Unfortunately, it's starting to appear that my router (C6300) is becoming the limiting factor in this setup. It doesn't allow me to set an IPv6 DNS myself, so it will always default to the ISP's.

By your last comment, do you mean setting it up like so:

interface wlan0
        static ip_address=192.168.0.21/24
        static routers=192.168.0.1
        static domain_name_servers=1.1.1.1 1.0.0.1 ::1

If so, that did not solve the issue. Would setting up the RPi as the DHCP server potentially allow me to keep the router from setting the IPv6 or at least avoid it altogether? Or am I going to need a different router entirely?

10

DHCP for IPv4 and DHCPv6 for IPv6 are different protocols, and IPv6 offers another and far more common way for client address allocation via SLAAC.
Pi-hole can take all those roles, but it would depend on your router whether switching off DHCP would also disable DHCPv6 along with RAs for DNS (specifically RDNSS).

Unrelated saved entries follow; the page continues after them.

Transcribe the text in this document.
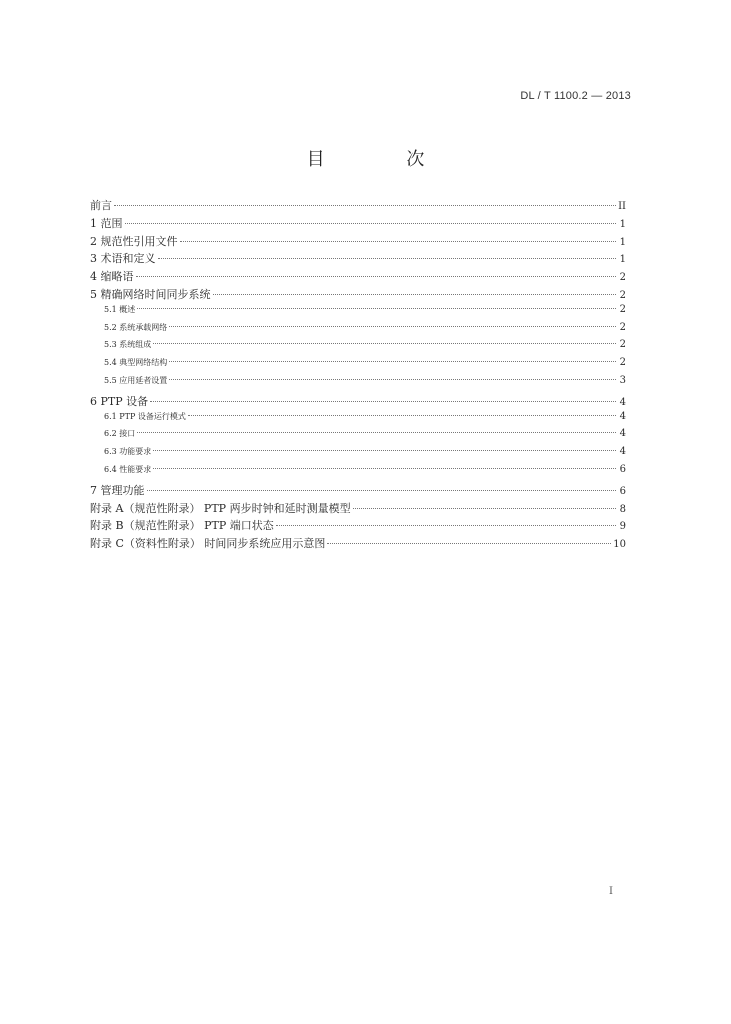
DL / T 1100.2 — 2013
目 次
前言	II
1 范围	1
2 规范性引用文件	1
3 术语和定义	1
4 缩略语	2
5 精确网络时间同步系统	2
5.1 概述	2
5.2 系统承载网络	2
5.3 系统组成	2
5.4 典型网络结构	2
5.5 应用延者设置	3
6 PTP 设备	4
6.1 PTP 设备运行模式	4
6.2 接口	4
6.3 功能要求	4
6.4 性能要求	6
7 管理功能	6
附录 A（规范性附录） PTP 两步时钟和延时测量模型	8
附录 B（规范性附录） PTP 端口状态	9
附录 C（资料性附录） 时间同步系统应用示意图	10
I
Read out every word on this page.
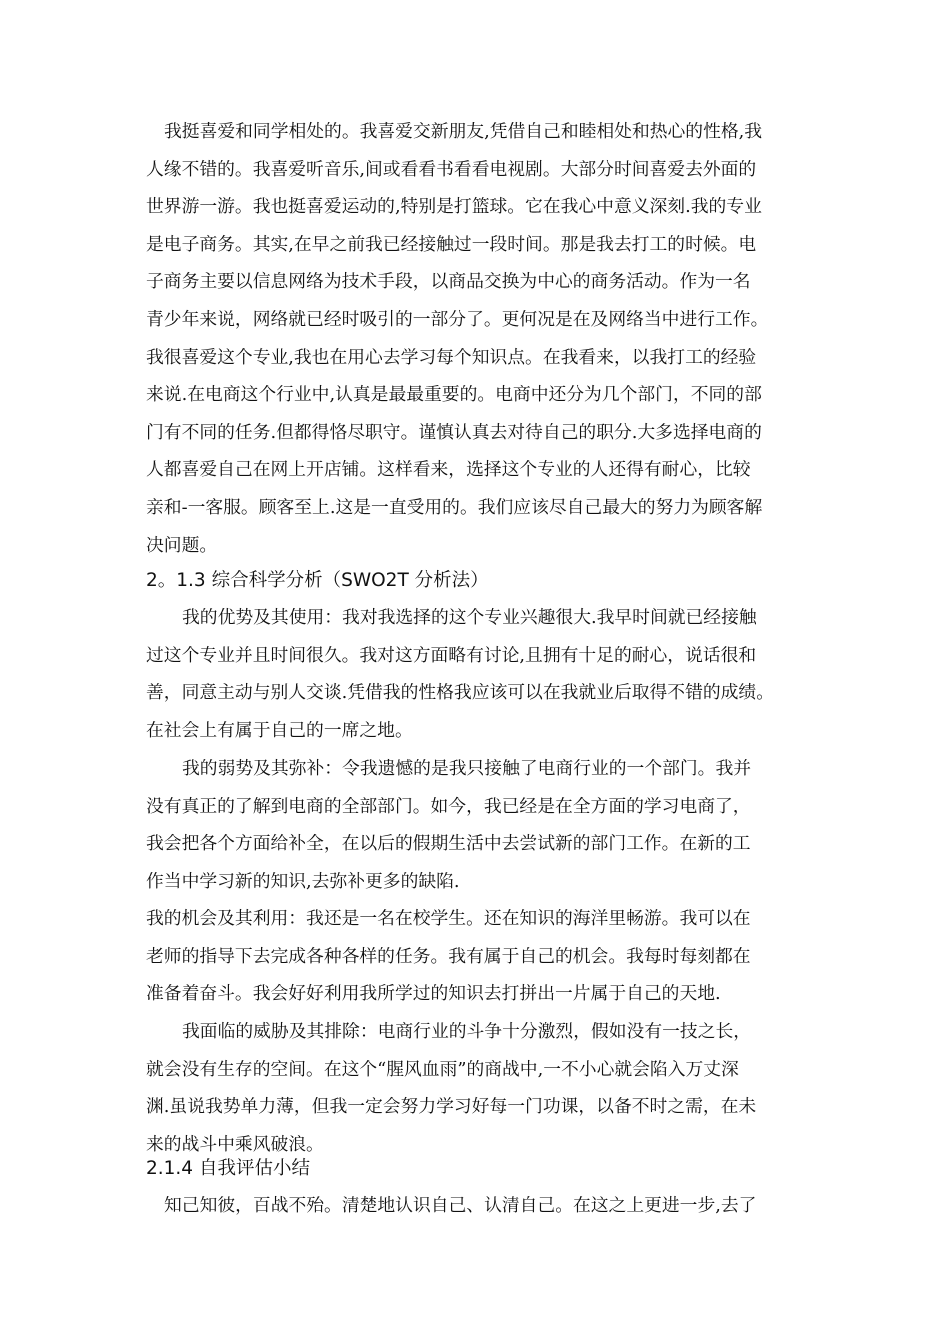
我挺喜爱和同学相处的。我喜爱交新朋友,凭借自己和睦相处和热心的性格,我
人缘不错的。我喜爱听音乐,间或看看书看看电视剧。大部分时间喜爱去外面的
世界游一游。我也挺喜爱运动的,特别是打篮球。它在我心中意义深刻.我的专业
是电子商务。其实,在早之前我已经接触过一段时间。那是我去打工的时候。电
子商务主要以信息网络为技术手段，以商品交换为中心的商务活动。作为一名
青少年来说，网络就已经时吸引的一部分了。更何况是在及网络当中进行工作。
我很喜爱这个专业,我也在用心去学习每个知识点。在我看来，以我打工的经验
来说.在电商这个行业中,认真是最最重要的。电商中还分为几个部门，不同的部
门有不同的任务.但都得恪尽职守。谨慎认真去对待自己的职分.大多选择电商的
人都喜爱自己在网上开店铺。这样看来，选择这个专业的人还得有耐心，比较
亲和-一客服。顾客至上.这是一直受用的。我们应该尽自己最大的努力为顾客解
决问题。
2。1.3 综合科学分析（SWO2T 分析法）
我的优势及其使用：我对我选择的这个专业兴趣很大.我早时间就已经接触
过这个专业并且时间很久。我对这方面略有讨论,且拥有十足的耐心，说话很和
善，同意主动与别人交谈.凭借我的性格我应该可以在我就业后取得不错的成绩。
在社会上有属于自己的一席之地。
我的弱势及其弥补：令我遗憾的是我只接触了电商行业的一个部门。我并
没有真正的了解到电商的全部部门。如今，我已经是在全方面的学习电商了，
我会把各个方面给补全，在以后的假期生活中去尝试新的部门工作。在新的工
作当中学习新的知识,去弥补更多的缺陷.
我的机会及其利用：我还是一名在校学生。还在知识的海洋里畅游。我可以在
老师的指导下去完成各种各样的任务。我有属于自己的机会。我每时每刻都在
准备着奋斗。我会好好利用我所学过的知识去打拼出一片属于自己的天地.
我面临的威胁及其排除：电商行业的斗争十分激烈，假如没有一技之长，
就会没有生存的空间。在这个“腥风血雨”的商战中,一不小心就会陷入万丈深
渊.虽说我势单力薄，但我一定会努力学习好每一门功课，以备不时之需，在未
来的战斗中乘风破浪。
2.1.4 自我评估小结
知己知彼，百战不殆。清楚地认识自己、认清自己。在这之上更进一步,去了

Since your router does not allow to configure a DNS server for IPv6, you'd have to test whether switching off DHCP would also switch off related protocols for IPv6.

If it doesn't, you could then still consider switching off IPv6 altogether, provided your router supports that.

As for the workaround I suggested, that edit would take a rebind or reboot of your RPi to become active, and it would of course just affect your RPi.
It won't stop your router from advertising IPv6 DNS servers. It's just giving your RPi another IPv6 DNS server address it may prefer over the ISP ones. You could also try to stop IPv6 DNS server allocation in resolv.conf altogether, but that's also really a workaround for your RPi only.

Your other machines can still use IPv6 to bypass Pi-hole as long as your router is offering them.

11

Thanks for the help! I simply wasn't able to get it to work. I think I'll need to upgrade to a better router/modem in the future and try again.

12

This topic was automatically closed 21 days after the last reply. New replies are no longer allowed.